Choice of angle range
The principal range (-180, 180] and the full range [0, 360) describe the same physical direction but report different numbers for negative-angle vectors. Pick the range your downstream problem expects.
Which angle unit the next step expects
The calculator returns both, but pasting the wrong one into a sin() or cos() call in code is the most common downstream mistake. Math libraries expect radians; protractors and most textbooks expect degrees.
- • The direction of a 2D vector is unique up to adding or subtracting full turns of 360 degrees. The principal range gives the unique value in (-180, 180] and the full range gives the unique value in [0, 360); both describe the same physical direction.
- • The angle is rounded to 4 decimal places in degrees and 6 in radians. That is enough for engineering and academic work, but high-precision metrology may want to extend the displayed precision.
According to Wikipedia, "Atan2", atan2(y, x) is the angle in the Euclidean plane, measured counterclockwise, between the positive x-axis and the point (x, y), with a range of (-pi, pi] radians
Readers who need the direction of a sum of two 2D vectors can add the components with the Vector Addition Calculator and then feed the result into the same direction formula on this page.
Frequently Asked Questions
Q: What is the direction of a vector?
A: The direction of a 2D vector is the angle the vector makes with the positive x-axis, measured counterclockwise. It is sometimes called the heading, the argument, or the azimuth, but the math is the same: atan2(y, x) in the principal range (-180, 180] degrees or the full range [0, 360) degrees.
Q: How do you find the direction of a 2D vector?
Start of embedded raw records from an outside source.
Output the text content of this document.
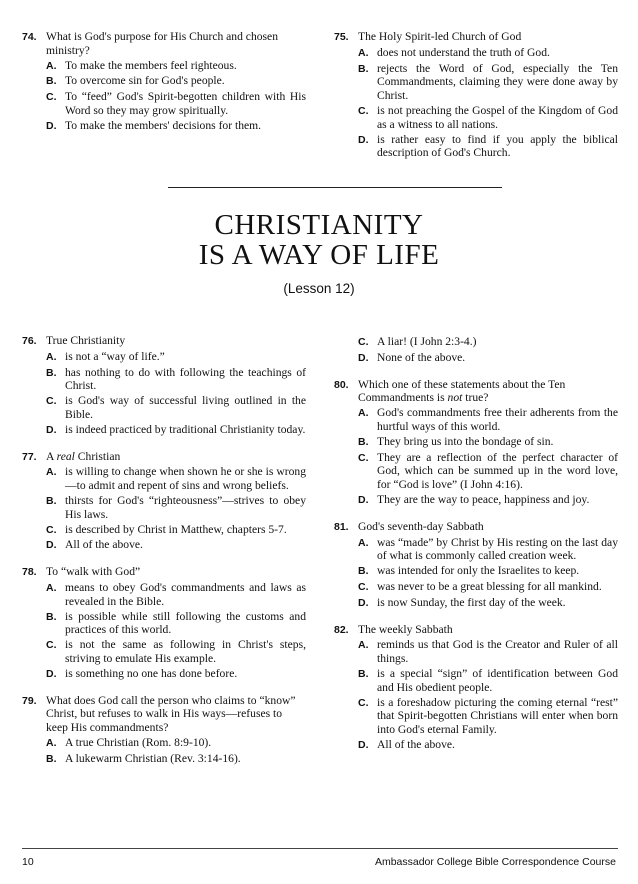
74. What is God's purpose for His Church and chosen ministry?
A. To make the members feel righteous.
B. To overcome sin for God's people.
C. To “feed” God's Spirit-begotten children with His Word so they may grow spiritually.
D. To make the members' decisions for them.
75. The Holy Spirit-led Church of God
A. does not understand the truth of God.
B. rejects the Word of God, especially the Ten Commandments, claiming they were done away by Christ.
C. is not preaching the Gospel of the Kingdom of God as a witness to all nations.
D. is rather easy to find if you apply the biblical description of God's Church.
CHRISTIANITY
IS A WAY OF LIFE
(Lesson 12)
76. True Christianity
A. is not a “way of life.”
B. has nothing to do with following the teachings of Christ.
C. is God's way of successful living outlined in the Bible.
D. is indeed practiced by traditional Christianity today.
77. A real Christian
A. is willing to change when shown he or she is wrong—to admit and repent of sins and wrong beliefs.
B. thirsts for God's “righteousness”—strives to obey His laws.
C. is described by Christ in Matthew, chapters 5-7.
D. All of the above.
78. To “walk with God”
A. means to obey God's commandments and laws as revealed in the Bible.
B. is possible while still following the customs and practices of this world.
C. is not the same as following in Christ's steps, striving to emulate His example.
D. is something no one has done before.
79. What does God call the person who claims to “know” Christ, but refuses to walk in His ways—refuses to keep His commandments?
A. A true Christian (Rom. 8:9-10).
B. A lukewarm Christian (Rev. 3:14-16).
C. A liar! (I John 2:3-4.)
D. None of the above.
80. Which one of these statements about the Ten Commandments is not true?
A. God's commandments free their adherents from the hurtful ways of this world.
B. They bring us into the bondage of sin.
C. They are a reflection of the perfect character of God, which can be summed up in the word love, for “God is love” (I John 4:16).
D. They are the way to peace, happiness and joy.
81. God's seventh-day Sabbath
A. was “made” by Christ by His resting on the last day of what is commonly called creation week.
B. was intended for only the Israelites to keep.
C. was never to be a great blessing for all mankind.
D. is now Sunday, the first day of the week.
82. The weekly Sabbath
A. reminds us that God is the Creator and Ruler of all things.
B. is a special “sign” of identification between God and His obedient people.
C. is a foreshadow picturing the coming eternal “rest” that Spirit-begotten Christians will enter when born into God's eternal Family.
D. All of the above.
10	Ambassador College Bible Correspondence Course
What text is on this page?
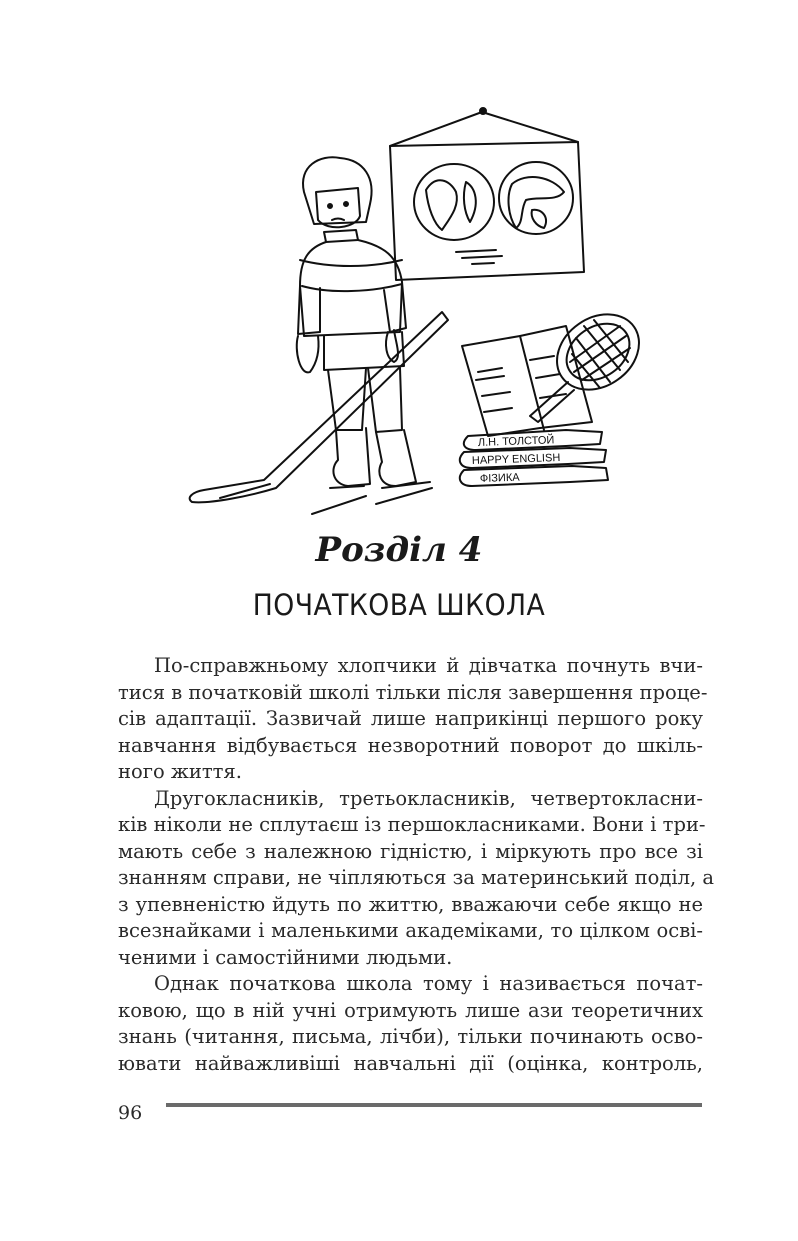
Л.Н. ТОЛСТОЙ
HAPPY ENGLISH
ФІЗИКА
Розділ 4
ПОЧАТКОВА ШКОЛА
По-справжньому хлопчики й дівчатка почнуть вчи-
тися в початковій школі тільки після завершення проце-
сів адаптації. Зазвичай лише наприкінці першого року
навчання відбувається незворотний поворот до шкіль-
ного життя.
Другокласників, третьокласників, четвертокласни-
ків ніколи не сплутаєш із першокласниками. Вони і три-
мають себе з належною гідністю, і міркують про все зі
знанням справи, не чіпляються за материнський поділ, а
з упевненістю йдуть по життю, вважаючи себе якщо не
всезнайками і маленькими академіками, то цілком осві-
ченими і самостійними людьми.
Однак початкова школа тому і називається почат-
ковою, що в ній учні отримують лише ази теоретичних
знань (читання, письма, лічби), тільки починають осво-
ювати найважливіші навчальні дії (оцінка, контроль,
96
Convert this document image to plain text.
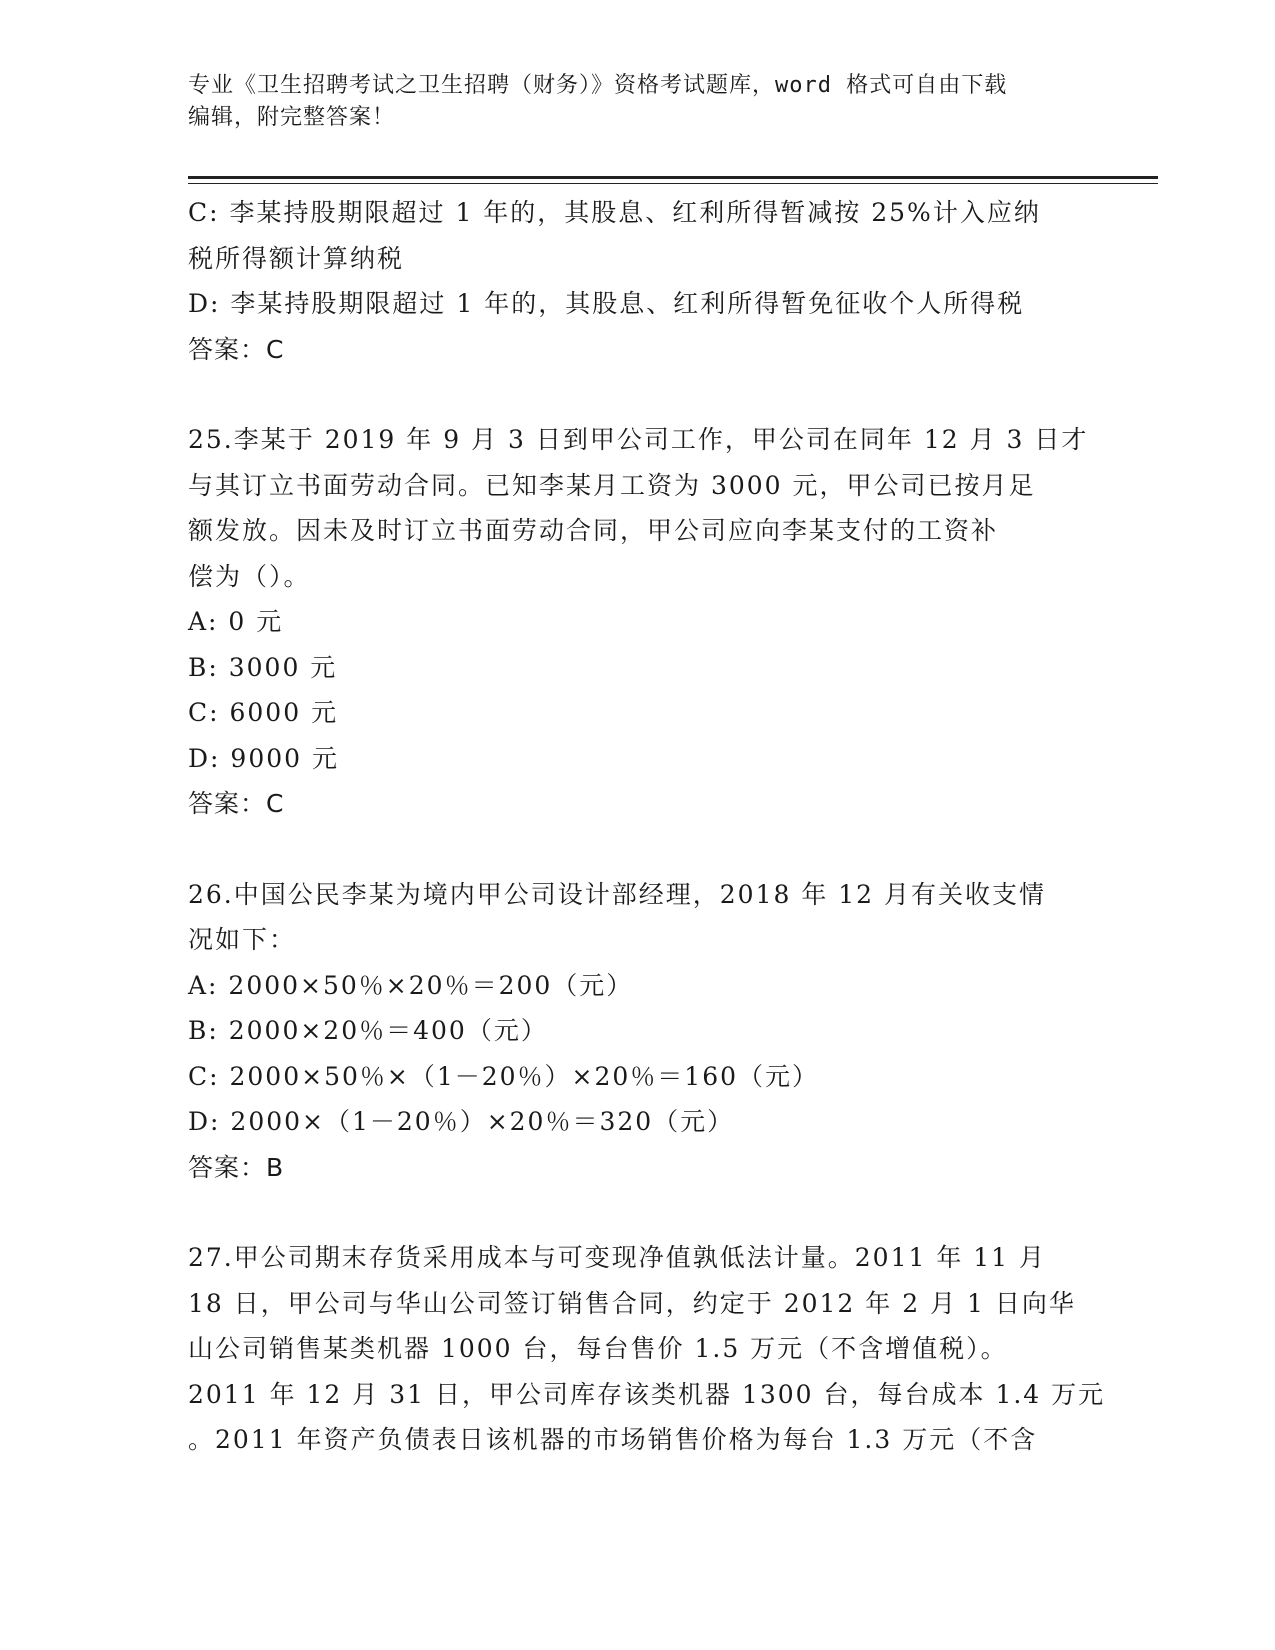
专业《卫生招聘考试之卫生招聘（财务）》资格考试题库，word 格式可自由下载
编辑，附完整答案！
C: 李某持股期限超过 1 年的，其股息、红利所得暂减按 25%计入应纳
税所得额计算纳税
D: 李某持股期限超过 1 年的，其股息、红利所得暂免征收个人所得税
答案：C
25.李某于 2019 年 9 月 3 日到甲公司工作，甲公司在同年 12 月 3 日才
与其订立书面劳动合同。已知李某月工资为 3000 元，甲公司已按月足
额发放。因未及时订立书面劳动合同，甲公司应向李某支付的工资补
偿为（）。
A: 0 元
B: 3000 元
C: 6000 元
D: 9000 元
答案：C
26.中国公民李某为境内甲公司设计部经理，2018 年 12 月有关收支情
况如下：
A: 2000×50％×20％＝200（元）
B: 2000×20％＝400（元）
C: 2000×50％×（1－20％）×20％＝160（元）
D: 2000×（1－20％）×20％＝320（元）
答案：B
27.甲公司期末存货采用成本与可变现净值孰低法计量。2011 年 11 月
18 日，甲公司与华山公司签订销售合同，约定于 2012 年 2 月 1 日向华
山公司销售某类机器 1000 台，每台售价 1.5 万元（不含增值税）。
2011 年 12 月 31 日，甲公司库存该类机器 1300 台，每台成本 1.4 万元
。2011 年资产负债表日该机器的市场销售价格为每台 1.3 万元（不含
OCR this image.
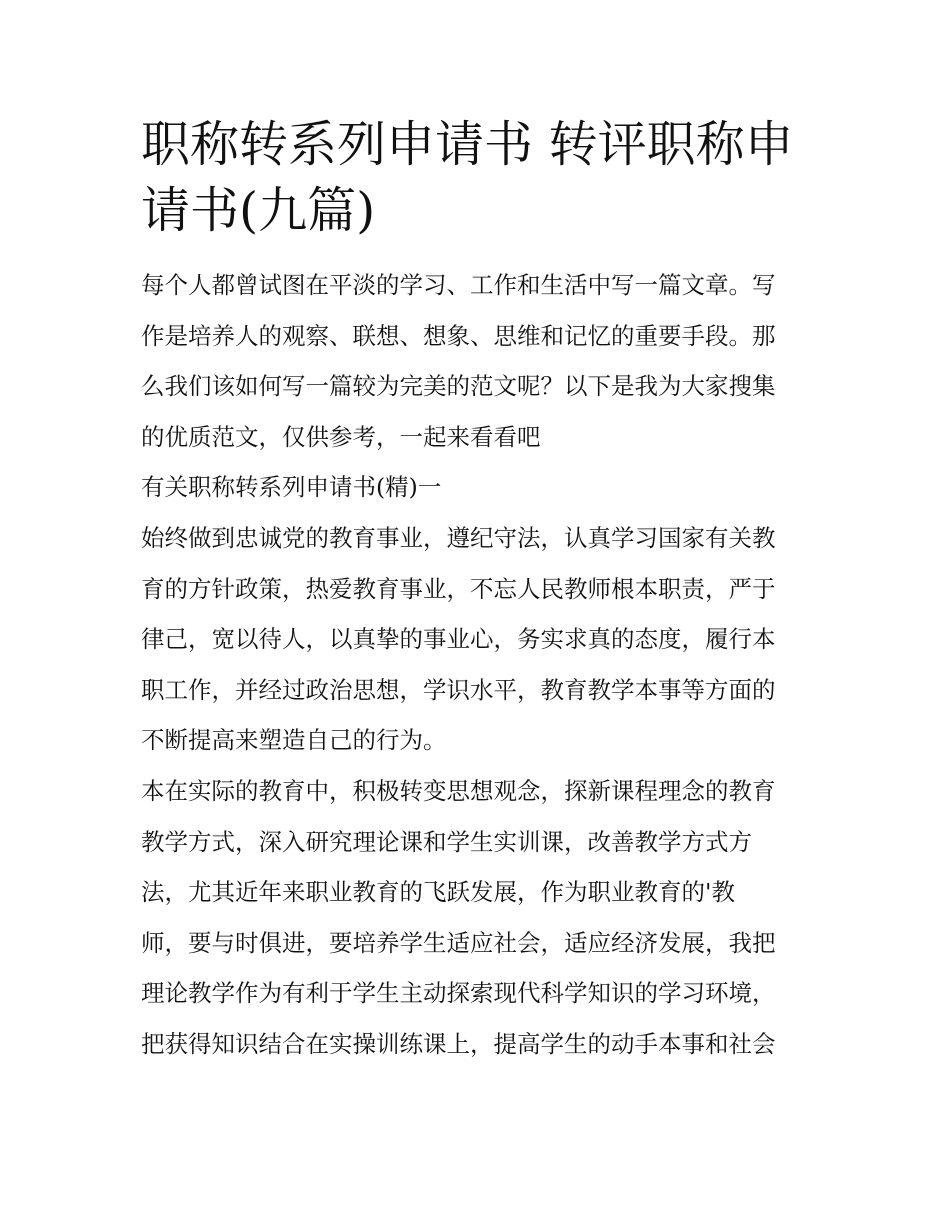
职称转系列申请书 转评职称申
请书(九篇)
每个人都曾试图在平淡的学习、工作和生活中写一篇文章。写
作是培养人的观察、联想、想象、思维和记忆的重要手段。那
么我们该如何写一篇较为完美的范文呢？以下是我为大家搜集
的优质范文，仅供参考，一起来看看吧
有关职称转系列申请书(精)一
始终做到忠诚党的教育事业，遵纪守法，认真学习国家有关教
育的方针政策，热爱教育事业，不忘人民教师根本职责，严于
律己，宽以待人，以真挚的事业心，务实求真的态度，履行本
职工作，并经过政治思想，学识水平，教育教学本事等方面的
不断提高来塑造自己的行为。
本在实际的教育中，积极转变思想观念，探新课程理念的教育
教学方式，深入研究理论课和学生实训课，改善教学方式方
法，尤其近年来职业教育的飞跃发展，作为职业教育的'教
师，要与时俱进，要培养学生适应社会，适应经济发展，我把
理论教学作为有利于学生主动探索现代科学知识的学习环境，
把获得知识结合在实操训练课上，提高学生的动手本事和社会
A: Use the two-argument arctangent, theta = atan2(y, x). The two-argument form uses the sign of x to break ties and places the angle in the correct quadrant, so the result is correct for any (x, y) pair without a sign correction by hand. The angle is then multiplied by 180/pi to get degrees.
Q: What formula gives the direction of a vector?
A: theta_radians = atan2(y, x). theta_degrees = atan2(y, x) * 180 / pi. The atan2 function is used instead of arctan so the result is correct in all four quadrants. The single-argument arctan(y/x) would silently return the wrong sign in Quadrants II and III.
Q: Why is atan2 used instead of arctan for vector direction?
A: The single-argument arctan(y/x) cannot tell the difference between Quadrants I and III, or between Quadrants II and IV, because y/x is the same in each pair. atan2(y, x) takes the two arguments separately and uses the sign of x to break the tie, so it always places the angle in the correct quadrant.
Q: What is the range of the direction angle of a 2D vector?
A: In the principal range the direction angle lives in the open interval (-pi, pi] radians, or (-180, 180] degrees, which is the convention used by Math.atan2 and most programming languages. In the full range it lives in [0, 2*pi) radians or [0, 360) degrees, which is the convention used by compasses, azimuths, and many robotics problems.
Q: What happens to the direction when the vector is the zero vector?
A: When x and y are both zero, the magnitude is 0 and the direction is undefined because atan2(0, 0) is indeterminate. Every direction from the origin is equally valid, so the calculator returns magnitude 0, an explicit 'Undefined' direction in both units, and the quadrant label 'Origin'.